Her second successful litter consists of her latest cubs born in February 2025, which increased the tiger population in Kanha to 135, the highest in Central India. Being active in the day defying the stereotypes of nocturnal activity, Boroma regularly flaunts cubs in high safari seasons to delight the tourists and instruct young cubs the basics of hunting.

The perseverance of photographers is rewarded.

The 12-member team of amateurs and professionals, Nagpur, Bhopal and Mumbai, spent four hours in heavy rain. They had rained covers as well as tripods and thermos flasks, and they did not make a noise when the family of Boroma came to within 20 meters. Hands were shaking with cold, but hearts were racing: this was Boroma unscripted the one that Neha Patel had filmed as a cub-playfight and earned herself Wildlife Photographer of the Month.

Ethics maintained the shutters decent; no invitations or callings bothered the tigers. After the visit, the rangers commended the level of discipline in the group and how these sightings strengthen conservation funds- Kanha gets 50 crores of funding annually in tourism.

Saving Grace in Monsoon Magic.

This sighting emphasizes the model tiger recovery by Kanha. The habitat restoration of Project Tiger (1,000 sq km inviolate core, anti-poaching drones and 200 village relocations) has increased sightings three times since 2010. The family of Boroma is the representation of success: the survival rates of cubs are 85 percent in comparison with 60 percent average in India due to the availability of the prey (3,500 chital herds) and veterinarian procedures.

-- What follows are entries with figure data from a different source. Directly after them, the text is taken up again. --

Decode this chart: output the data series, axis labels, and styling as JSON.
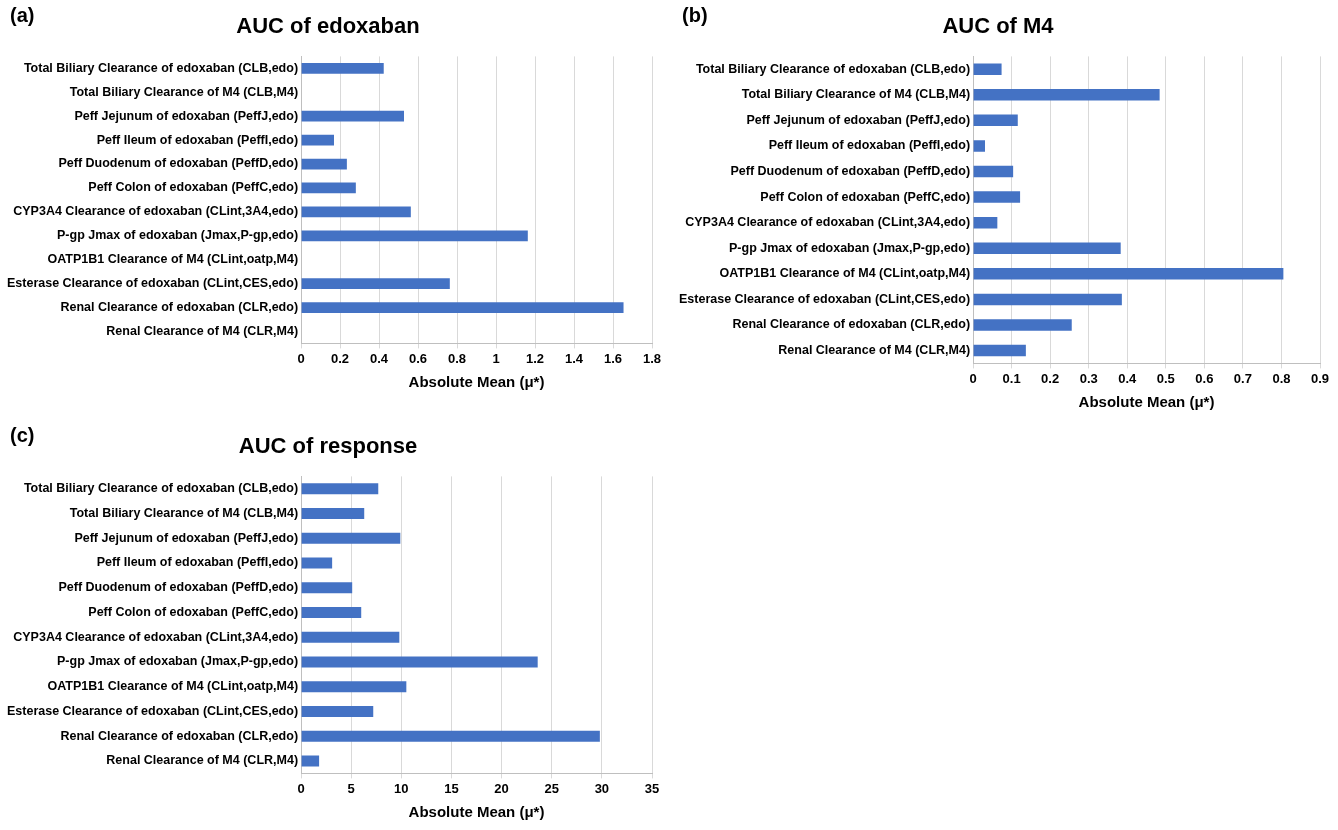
{
  "chart_data": [
    {
      "type": "bar",
      "orientation": "horizontal",
      "title": "AUC of edoxaban",
      "xlabel": "Absolute Mean (μ*)",
      "annotations": [
        "(a)"
      ],
      "categories": [
        "Total Biliary Clearance of edoxaban (CLB,edo)",
        "Total Biliary Clearance of M4 (CLB,M4)",
        "Peff Jejunum of edoxaban (PeffJ,edo)",
        "Peff Ileum of edoxaban (PeffI,edo)",
        "Peff Duodenum of edoxaban (PeffD,edo)",
        "Peff Colon of edoxaban (PeffC,edo)",
        "CYP3A4 Clearance of edoxaban (CLint,3A4,edo)",
        "P-gp Jmax of edoxaban (Jmax,P-gp,edo)",
        "OATP1B1 Clearance of M4 (CLint,oatp,M4)",
        "Esterase Clearance of edoxaban (CLint,CES,edo)",
        "Renal Clearance of edoxaban (CLR,edo)",
        "Renal Clearance of M4 (CLR,M4)"
      ],
      "values": [
        0.424,
        0,
        0.528,
        0.169,
        0.235,
        0.281,
        0.563,
        1.163,
        0,
        0.763,
        1.654,
        0
      ],
      "color": "#4472c4",
      "xlim": [
        0,
        1.8
      ],
      "xticks": [
        0,
        {
          "value": 0.2,
          "label": "0.2"
        },
        {
          "value": 0.4,
          "label": "0.4"
        },
        {
          "value": 0.6,
          "label": "0.6"
        },
        {
          "value": 0.8,
          "label": "0.8"
        },
        1,
        {
          "value": 1.2,
          "label": "1.2"
        },
        {
          "value": 1.4,
          "label": "1.4"
        },
        {
          "value": 1.6,
          "label": "1.6"
        },
        {
          "value": 1.8,
          "label": "1.8"
        }
      ],
      "grid": "x",
      "legend": false
    },
    {
      "type": "bar",
      "orientation": "horizontal",
      "title": "AUC of M4",
      "xlabel": "Absolute Mean (μ*)",
      "annotations": [
        "(b)"
      ],
      "categories": [
        "Total Biliary Clearance of edoxaban (CLB,edo)",
        "Total Biliary Clearance of M4 (CLB,M4)",
        "Peff Jejunum of edoxaban (PeffJ,edo)",
        "Peff Ileum of edoxaban (PeffI,edo)",
        "Peff Duodenum of edoxaban (PeffD,edo)",
        "Peff Colon of edoxaban (PeffC,edo)",
        "CYP3A4 Clearance of edoxaban (CLint,3A4,edo)",
        "P-gp Jmax of edoxaban (Jmax,P-gp,edo)",
        "OATP1B1 Clearance of M4 (CLint,oatp,M4)",
        "Esterase Clearance of edoxaban (CLint,CES,edo)",
        "Renal Clearance of edoxaban (CLR,edo)",
        "Renal Clearance of M4 (CLR,M4)"
      ],
      "values": [
        0.074,
        0.484,
        0.116,
        0.031,
        0.104,
        0.122,
        0.063,
        0.383,
        0.805,
        0.386,
        0.256,
        0.137
      ],
      "color": "#4472c4",
      "xlim": [
        0,
        0.9
      ],
      "xticks": [
        0,
        {
          "value": 0.1,
          "label": "0.1"
        },
        {
          "value": 0.2,
          "label": "0.2"
        },
        {
          "value": 0.3,
          "label": "0.3"
        },
        {
          "value": 0.4,
          "label": "0.4"
        },
        {
          "value": 0.5,
          "label": "0.5"
        },
        {
          "value": 0.6,
          "label": "0.6"
        },
        {
          "value": 0.7,
          "label": "0.7"
        },
        {
          "value": 0.8,
          "label": "0.8"
        },
        {
          "value": 0.9,
          "label": "0.9"
        }
      ],
      "grid": "x",
      "legend": false
    },
    {
      "type": "bar",
      "orientation": "horizontal",
      "title": "AUC of response",
      "xlabel": "Absolute Mean (μ*)",
      "annotations": [
        "(c)"
      ],
      "categories": [
        "Total Biliary Clearance of edoxaban (CLB,edo)",
        "Total Biliary Clearance of M4 (CLB,M4)",
        "Peff Jejunum of edoxaban (PeffJ,edo)",
        "Peff Ileum of edoxaban (PeffI,edo)",
        "Peff Duodenum of edoxaban (PeffD,edo)",
        "Peff Colon of edoxaban (PeffC,edo)",
        "CYP3A4 Clearance of edoxaban (CLint,3A4,edo)",
        "P-gp Jmax of edoxaban (Jmax,P-gp,edo)",
        "OATP1B1 Clearance of M4 (CLint,oatp,M4)",
        "Esterase Clearance of edoxaban (CLint,CES,edo)",
        "Renal Clearance of edoxaban (CLR,edo)",
        "Renal Clearance of M4 (CLR,M4)"
      ],
      "values": [
        7.7,
        6.3,
        9.9,
        3.1,
        5.1,
        6.0,
        9.8,
        23.6,
        10.5,
        7.2,
        29.8,
        1.8
      ],
      "color": "#4472c4",
      "xlim": [
        0,
        35
      ],
      "xticks": [
        0,
        5,
        10,
        15,
        20,
        25,
        30,
        35
      ],
      "grid": "x",
      "legend": false
    }
  ]
}
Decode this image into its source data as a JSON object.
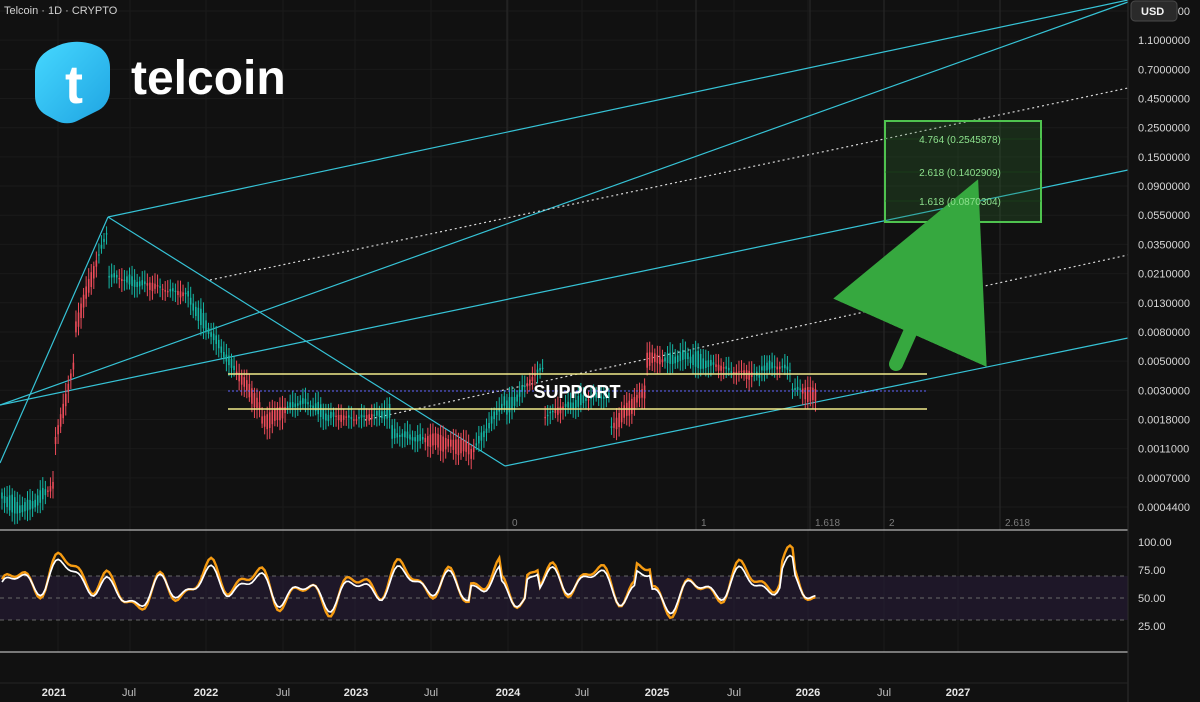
{
  "header": {
    "symbol_line": "Telcoin · 1D · CRYPTO",
    "currency": "USD"
  },
  "brand": {
    "name": "telcoin",
    "icon": "telcoin-logo-icon",
    "icon_letter": "t"
  },
  "annotations": {
    "support_label": "SUPPORT",
    "target_box": [
      "4.764 (0.2545878)",
      "2.618 (0.1402909)",
      "1.618 (0.0870304)"
    ]
  },
  "colors": {
    "channel": "#36c3d6",
    "dotted": "#d8d8d8",
    "support": "#f1ea8b",
    "target_border": "#4fc34f",
    "target_fill": "#2d6f2d",
    "arrow": "#36a83f",
    "rsi_main": "#f59b12",
    "rsi_signal": "#ffffff",
    "candle_up": "#14b8a6",
    "candle_down": "#ef4c5a",
    "axis_text": "#d7d7d7"
  },
  "chart_data": {
    "type": "line",
    "title": "Telcoin · 1D · CRYPTO",
    "currency": "USD",
    "y_scale": "log",
    "y_ticks": [
      "1.8000000",
      "1.1000000",
      "0.7000000",
      "0.4500000",
      "0.2500000",
      "0.1500000",
      "0.0900000",
      "0.0550000",
      "0.0350000",
      "0.0210000",
      "0.0130000",
      "0.0080000",
      "0.0050000",
      "0.0030000",
      "0.0018000",
      "0.0011000",
      "0.0007000",
      "0.0004400"
    ],
    "x_ticks": [
      {
        "label": "2021",
        "year": true
      },
      {
        "label": "Jul",
        "year": false
      },
      {
        "label": "2022",
        "year": true
      },
      {
        "label": "Jul",
        "year": false
      },
      {
        "label": "2023",
        "year": true
      },
      {
        "label": "Jul",
        "year": false
      },
      {
        "label": "2024",
        "year": true
      },
      {
        "label": "Jul",
        "year": false
      },
      {
        "label": "2025",
        "year": true
      },
      {
        "label": "Jul",
        "year": false
      },
      {
        "label": "2026",
        "year": true
      },
      {
        "label": "Jul",
        "year": false
      },
      {
        "label": "2027",
        "year": true
      }
    ],
    "fib_time_labels": [
      "0",
      "1",
      "1.618",
      "2",
      "2.618"
    ],
    "rsi_ticks": [
      "100.00",
      "75.00",
      "50.00",
      "25.00"
    ],
    "rsi_levels": [
      70,
      50,
      30
    ],
    "support_zone": {
      "upper": 0.0044,
      "mid": 0.0032,
      "lower": 0.00225
    },
    "target_levels": [
      {
        "ratio": 4.764,
        "price": 0.2545878
      },
      {
        "ratio": 2.618,
        "price": 0.1402909
      },
      {
        "ratio": 1.618,
        "price": 0.0870304
      }
    ]
  }
}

Yet challenges loom. Climate changes cause unpredictable monsoons, which endanger the health of cubs, and the increasing human-tiger conflicts are observed on the boundaries of the buffer areas. Authorities are envisioning future connector roads to Pench Reserve to the growing cubs of Boroma who are likely to leave their nest by 2027.

The social media was getting buzz with the hash tags of #BoromaCubs and #KanhaRains and got 5 million views. The photographers give the proceeds to the tiger health fund of Kanha so that the legacy of Boroma would live on. In wet radiant splendour, she reminded everyone: the best plays of nature do not require a stage, but only patient spectators.